Il motivo sulla violazione di legge per omessa pronuncia della estinzione del reato di ricettazione invece prescritto è manifestamente infondata in quanto il reato di ricettazione non può ritenersi prescritto, giacchè la prescrizione massima decennale dello stesso – applicabile al caso di specie quale, disciplina più favorevole al reo rispetto alla prescrizione precedente alla riforma dell’art. 157 c.p., intervenuta nell’anno 2005, con termine massimo fino ad anni 15 – non potrebbe maturare prima del 6 marzo 2014.

Sul trattamento sanzionatorio, comunque ritenuto eccessivo, deve rilevarsi che il giudice d’appello, con motivazione congrua ed esaustiva, è giunto a una valutazioni di merito come tale insindacabile nel giudizio di legittimità, quando – come nel caso di specie – il metodo di valutazione delle prove sia conforme ai principi giurisprudenziali e l’argomentare scevro da vizi logici (Cass. pen. sez. un., 24 novembre 1999, Spina, 214794), rilevando in particolare la prognosi negativa sulla personalità dell’imputato e la proporzione della pena inflitta alla gravità del fatto commesso;

e rilevando in ogni caso l’estrema genericità del ricorso sul punto.

3. Poichè l’annullamento non involge la statuizione sulla responsabilità, in tali limiti la sentenza ha autorità di cosa giudicata ai sensi dell’art. art. 624 c.p.p., comma 1.

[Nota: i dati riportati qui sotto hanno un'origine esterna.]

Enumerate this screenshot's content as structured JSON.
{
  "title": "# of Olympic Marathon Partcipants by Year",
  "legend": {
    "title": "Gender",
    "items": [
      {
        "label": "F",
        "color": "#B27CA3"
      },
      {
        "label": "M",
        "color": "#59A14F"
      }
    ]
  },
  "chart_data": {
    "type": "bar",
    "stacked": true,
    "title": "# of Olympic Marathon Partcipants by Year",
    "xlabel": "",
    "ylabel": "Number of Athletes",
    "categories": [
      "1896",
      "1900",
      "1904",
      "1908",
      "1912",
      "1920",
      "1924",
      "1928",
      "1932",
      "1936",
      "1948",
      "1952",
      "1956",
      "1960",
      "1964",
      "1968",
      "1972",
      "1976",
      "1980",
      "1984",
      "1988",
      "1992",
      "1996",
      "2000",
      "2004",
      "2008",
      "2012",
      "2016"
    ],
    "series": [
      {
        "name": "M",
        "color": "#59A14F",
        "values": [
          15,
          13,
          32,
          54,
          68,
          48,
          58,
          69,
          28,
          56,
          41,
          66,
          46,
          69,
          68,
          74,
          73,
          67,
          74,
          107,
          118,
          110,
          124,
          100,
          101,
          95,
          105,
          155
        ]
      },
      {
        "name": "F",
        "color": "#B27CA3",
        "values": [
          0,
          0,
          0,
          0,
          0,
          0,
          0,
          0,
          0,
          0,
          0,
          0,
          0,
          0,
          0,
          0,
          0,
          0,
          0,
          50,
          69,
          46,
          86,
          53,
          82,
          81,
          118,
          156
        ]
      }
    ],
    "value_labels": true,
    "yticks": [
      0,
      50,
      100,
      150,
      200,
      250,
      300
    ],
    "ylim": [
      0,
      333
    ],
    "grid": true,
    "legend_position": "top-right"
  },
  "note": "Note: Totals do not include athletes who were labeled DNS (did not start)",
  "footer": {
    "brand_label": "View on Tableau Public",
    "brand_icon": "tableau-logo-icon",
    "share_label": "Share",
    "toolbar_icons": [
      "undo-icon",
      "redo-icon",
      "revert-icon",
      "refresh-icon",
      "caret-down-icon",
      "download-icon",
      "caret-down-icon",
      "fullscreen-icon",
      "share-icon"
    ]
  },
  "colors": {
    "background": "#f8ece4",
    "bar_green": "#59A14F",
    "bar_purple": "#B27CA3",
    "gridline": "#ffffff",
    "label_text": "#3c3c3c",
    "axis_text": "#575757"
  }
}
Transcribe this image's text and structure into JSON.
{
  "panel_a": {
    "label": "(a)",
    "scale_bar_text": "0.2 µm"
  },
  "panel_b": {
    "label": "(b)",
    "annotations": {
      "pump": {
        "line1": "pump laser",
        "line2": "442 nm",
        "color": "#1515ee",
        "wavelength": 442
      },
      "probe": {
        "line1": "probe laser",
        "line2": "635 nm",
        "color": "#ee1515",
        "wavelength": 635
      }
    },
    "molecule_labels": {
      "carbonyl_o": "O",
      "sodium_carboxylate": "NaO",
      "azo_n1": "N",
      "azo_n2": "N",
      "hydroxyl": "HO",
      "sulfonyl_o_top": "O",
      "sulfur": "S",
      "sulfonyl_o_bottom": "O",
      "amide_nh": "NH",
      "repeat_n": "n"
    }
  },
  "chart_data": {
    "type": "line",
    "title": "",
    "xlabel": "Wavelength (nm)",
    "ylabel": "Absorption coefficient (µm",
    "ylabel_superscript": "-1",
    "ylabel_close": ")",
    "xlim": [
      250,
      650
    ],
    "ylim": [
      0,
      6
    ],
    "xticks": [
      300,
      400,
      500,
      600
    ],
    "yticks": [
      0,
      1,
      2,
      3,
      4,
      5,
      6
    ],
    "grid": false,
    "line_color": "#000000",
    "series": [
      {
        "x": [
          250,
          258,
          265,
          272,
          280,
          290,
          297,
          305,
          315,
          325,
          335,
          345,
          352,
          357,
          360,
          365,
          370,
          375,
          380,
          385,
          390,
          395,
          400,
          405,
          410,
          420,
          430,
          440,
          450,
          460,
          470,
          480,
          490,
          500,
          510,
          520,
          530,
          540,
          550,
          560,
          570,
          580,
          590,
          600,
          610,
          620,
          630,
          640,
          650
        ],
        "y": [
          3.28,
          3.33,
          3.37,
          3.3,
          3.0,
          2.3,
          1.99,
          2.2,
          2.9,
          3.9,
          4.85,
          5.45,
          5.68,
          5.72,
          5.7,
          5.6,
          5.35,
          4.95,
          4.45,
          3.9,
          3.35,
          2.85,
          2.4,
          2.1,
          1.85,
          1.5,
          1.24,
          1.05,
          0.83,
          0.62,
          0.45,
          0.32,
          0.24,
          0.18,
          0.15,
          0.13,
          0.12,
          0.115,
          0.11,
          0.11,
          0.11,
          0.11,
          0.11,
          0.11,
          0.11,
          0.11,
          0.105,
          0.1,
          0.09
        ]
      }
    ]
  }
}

4. Ne consegue l’accoglimento del ricorso del Procuratore generale, e dunque l’annullamento della sentenza impugnata limitatamente alla omessa applicazione della multa con riferimento al reato di cui al capo A dell’imputazione (art. 648 c.p.), con rinvio alla Corte di appello di Salerno per la determinazione della suddetta multa; e la dichiarazione di inammissibilità del ricorso dell’imputato, che deve essere condannato al pagamento delle spese processuali e, in favore della Cassa delle ammende, di una somma che, considerati i profili di colpa emergenti dal ricorso, si determina equitativamente in Euro 1000.

P.Q.M.

In accoglimento del ricorso del Procuratore generale, annulla la sentenza impugnata limitatamente alla omessa applicazione della multa con riferimento al reato di cui al capo A dell’imputazione (art. 648 c.p.) e rinvia alla Corte di appello di Salerno per la determinazione della suddetta multa. Dichiara inammissibile il ricorso dell’imputato che condanna al pagamento delle spese processuali e della somma di Euro 1000 in favore della Cassa delle ammende. La sentenza ha autorità di cosa giudicata nelle parti non annullate.

Così deciso in Roma, il 11 ottobre 2013.